The secondary objectives are to collect clinical data and pre-treatment tissue samples to allow for determining molecular profiles and to allow for correlation to the blood based assay.
Eligibility
- Inclusion Criteria:
- Patients diagnosed with newly diagnosed DLBCL (including HGBCL-NOS and HGBCL-DH) according to WHO classification 2016
- Ann Arbor stage II-IV
- Patients intended to be treated with 6 cycles R-CHOP (or DA-EPOCH-R) as first-line treatment (successive inclusion in HOVON 151 or HOVON 152 is possible)
- Age ≥ 18 years
- Exclusion Criteria:
- Patients with limited stage I,II disease planned to receive 3 cycles of R-CHOP + radiotherapy, or 4 x R-CHOP+ 2R
Registration Details
Eligible patients should be registered before start of treatment. Patients need to be registered at the HOVON Data Center by one of the following options:
- HOVON Data Center registration database (www.hovon.nl).
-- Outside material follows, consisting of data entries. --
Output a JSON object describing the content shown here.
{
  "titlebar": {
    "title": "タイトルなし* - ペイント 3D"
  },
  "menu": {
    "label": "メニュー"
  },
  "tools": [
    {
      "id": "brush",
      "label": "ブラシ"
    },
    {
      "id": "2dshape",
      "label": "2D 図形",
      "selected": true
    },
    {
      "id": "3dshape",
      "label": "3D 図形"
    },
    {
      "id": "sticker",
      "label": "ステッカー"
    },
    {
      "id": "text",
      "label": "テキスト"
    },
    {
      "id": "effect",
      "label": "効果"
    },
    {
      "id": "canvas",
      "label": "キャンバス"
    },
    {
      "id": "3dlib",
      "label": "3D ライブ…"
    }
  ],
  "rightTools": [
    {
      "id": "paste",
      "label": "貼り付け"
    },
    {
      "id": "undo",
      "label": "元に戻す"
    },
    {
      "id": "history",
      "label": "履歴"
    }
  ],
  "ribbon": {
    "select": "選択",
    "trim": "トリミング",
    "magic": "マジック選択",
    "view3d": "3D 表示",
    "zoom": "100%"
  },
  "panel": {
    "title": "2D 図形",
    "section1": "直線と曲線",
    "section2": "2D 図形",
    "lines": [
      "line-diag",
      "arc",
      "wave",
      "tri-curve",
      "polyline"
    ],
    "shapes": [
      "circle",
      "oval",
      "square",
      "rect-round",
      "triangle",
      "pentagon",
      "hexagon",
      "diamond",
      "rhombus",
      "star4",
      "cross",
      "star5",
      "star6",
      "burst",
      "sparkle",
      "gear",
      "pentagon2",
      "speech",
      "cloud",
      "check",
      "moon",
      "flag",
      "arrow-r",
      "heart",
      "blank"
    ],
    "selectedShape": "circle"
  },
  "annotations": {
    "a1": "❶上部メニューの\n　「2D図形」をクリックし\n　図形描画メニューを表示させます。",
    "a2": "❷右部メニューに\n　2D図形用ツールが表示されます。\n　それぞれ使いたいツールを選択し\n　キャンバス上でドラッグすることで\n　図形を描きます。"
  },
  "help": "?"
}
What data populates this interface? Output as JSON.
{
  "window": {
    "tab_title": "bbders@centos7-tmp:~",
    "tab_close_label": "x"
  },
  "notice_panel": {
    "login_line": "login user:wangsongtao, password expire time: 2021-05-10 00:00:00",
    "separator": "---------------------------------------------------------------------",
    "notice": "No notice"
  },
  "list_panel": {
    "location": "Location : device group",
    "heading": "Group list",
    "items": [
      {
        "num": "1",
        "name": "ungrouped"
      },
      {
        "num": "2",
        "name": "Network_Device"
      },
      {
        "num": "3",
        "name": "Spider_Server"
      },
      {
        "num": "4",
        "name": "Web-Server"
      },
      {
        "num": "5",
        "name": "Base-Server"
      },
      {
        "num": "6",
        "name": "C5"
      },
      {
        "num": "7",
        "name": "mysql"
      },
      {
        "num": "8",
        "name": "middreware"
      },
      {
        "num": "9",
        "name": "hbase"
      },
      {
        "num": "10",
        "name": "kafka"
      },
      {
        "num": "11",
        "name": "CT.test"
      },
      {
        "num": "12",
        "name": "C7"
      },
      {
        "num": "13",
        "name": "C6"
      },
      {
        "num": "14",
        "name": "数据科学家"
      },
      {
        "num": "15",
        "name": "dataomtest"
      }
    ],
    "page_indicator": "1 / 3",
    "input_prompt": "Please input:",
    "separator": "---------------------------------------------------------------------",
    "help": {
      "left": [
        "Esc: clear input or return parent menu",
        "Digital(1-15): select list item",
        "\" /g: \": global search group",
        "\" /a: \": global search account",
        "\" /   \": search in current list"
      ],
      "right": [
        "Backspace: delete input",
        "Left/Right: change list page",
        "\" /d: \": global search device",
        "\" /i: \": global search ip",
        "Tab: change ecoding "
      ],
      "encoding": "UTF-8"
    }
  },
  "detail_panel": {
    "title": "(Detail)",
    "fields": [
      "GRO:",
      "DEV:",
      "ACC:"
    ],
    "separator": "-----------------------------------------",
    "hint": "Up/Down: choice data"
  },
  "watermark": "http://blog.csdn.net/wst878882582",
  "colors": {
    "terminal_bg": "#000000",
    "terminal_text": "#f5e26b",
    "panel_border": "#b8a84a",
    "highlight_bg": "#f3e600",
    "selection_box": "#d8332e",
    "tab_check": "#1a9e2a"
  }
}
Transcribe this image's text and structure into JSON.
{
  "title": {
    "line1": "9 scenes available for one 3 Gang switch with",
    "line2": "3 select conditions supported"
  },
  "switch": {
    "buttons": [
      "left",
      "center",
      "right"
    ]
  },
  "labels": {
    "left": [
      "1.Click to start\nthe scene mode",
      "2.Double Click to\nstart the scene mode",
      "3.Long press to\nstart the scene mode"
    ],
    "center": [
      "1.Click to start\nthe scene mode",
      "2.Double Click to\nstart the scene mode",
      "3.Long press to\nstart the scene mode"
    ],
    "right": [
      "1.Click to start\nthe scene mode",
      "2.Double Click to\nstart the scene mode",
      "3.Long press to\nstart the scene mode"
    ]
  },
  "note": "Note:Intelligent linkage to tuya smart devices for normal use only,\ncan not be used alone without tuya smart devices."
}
Account for registration and a registration manual can be requested at HOVON Data Center.
- By e-mailing the completed registration CRF to hdc@erasmusmc.nl Monday through Friday from 09:00 to 17:00 CET
- By phone +31.10.7041560 Monday through Friday, from 09:00 to 17:00 CET
The following information will be requested at registration:
- Protocol number
- Institution name
- Name of caller/responsible investigator
- Sex
- Year of birth or age at registration
- Date written informed consent
- Specific items for which this patient gives consent (see ICF)
- Date of diagnosis
- Diagnosis (DLBCL or HGBCL)
- Stage II or III or IV
- LDH and ULN
- WHO performance status
- Extranodal localizations 0 or ≥1
- Name of the local pathology laboratory
- Local pathology registration number
- Scheduled date start treatment
Participating Sites
Ziekenhuizen die deelnemen aan het onderzoek staan benoemd op de HOVON website bij het onderzoek. Het kan zijn dat uw ziekenhuis niet genoemd wordt, maar wel aan het onderzoek deelneemt. Informeer hiernaar bij uw arts.